There are jokes intended here, and comedic set pieces, and yet every single one of them falls kind of flat. Director Shapeero has directed over a hundred hours of amazing television comedy before (and after) making this film. Community, Parks and Rec, Peep Show, I'm Alan Partridge, Brass Eye... the man knows funny. So why did he try to make, instead of a flat out comedy, something more akin to a scripted mumblecore family drama?
I can't say it's a great script (from Wreck It Ralph creator Phil Johnson, as "Michael Brown"), but it's clear all the beats here were meant to be comedic, with just a few little scattered notes of resonance, all leading to the climactic scene where a father and his two adult sons start discussing the best way of getting rid of a hobo Santa they accidentally ran over...a scene that's supposed to be an absurd comedic high but played so down level as if real lives were about to be ruined. Or a scene where preteen cousins encourage the youngest of them to binge eat a jar of preserved pickles. Should be funny, but it's not, you just feel sorry for the kid. It's just a misfire at every turn.
The predecessor to the climax is an almost completely unearned moment of sentimentality and self-awareness from Robin William's hardass alcoholic racist homophobic dad character. In the typical Hollywood comedy, we're expecting the turn as the guy who hilariously says all the wrong things then finally gets a clue. But here, the tone makes it feel abrupt and out of character, both for Williams to make the pivot, and for McHale to accept it.
If there's something good here, it's the score from Ludwig Goransson, who had plenty of practice at Christmas compositions with the Community holiday episodes. As well, the closing credits song, "More Than I Wished For" by FM Radio just got added to the holiday mix. It's great.

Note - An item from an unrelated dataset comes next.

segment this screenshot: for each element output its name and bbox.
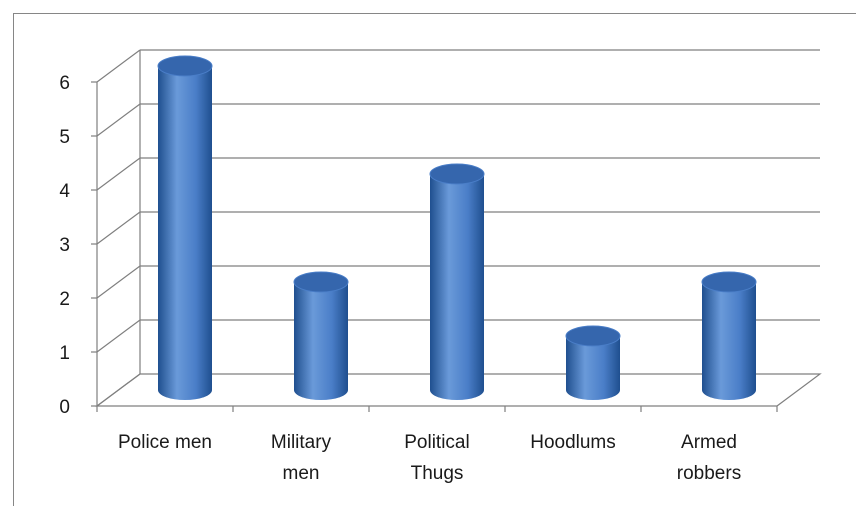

From the abysmal critics and viewer scores and ratings this film has I was expecting it to be offensively bad, a thoroughly unpleasant experience, one pushing its comedic extremes to bad taste levels such that I would have to force myself to stomach my way through... but it wasn't that. It went the other way and almost didn't strive for comedy at all, despite everything and everyone being all set up for it, and so it was curiously puzzling, and maybe a little boring as a result. It's just an unfortunate movie.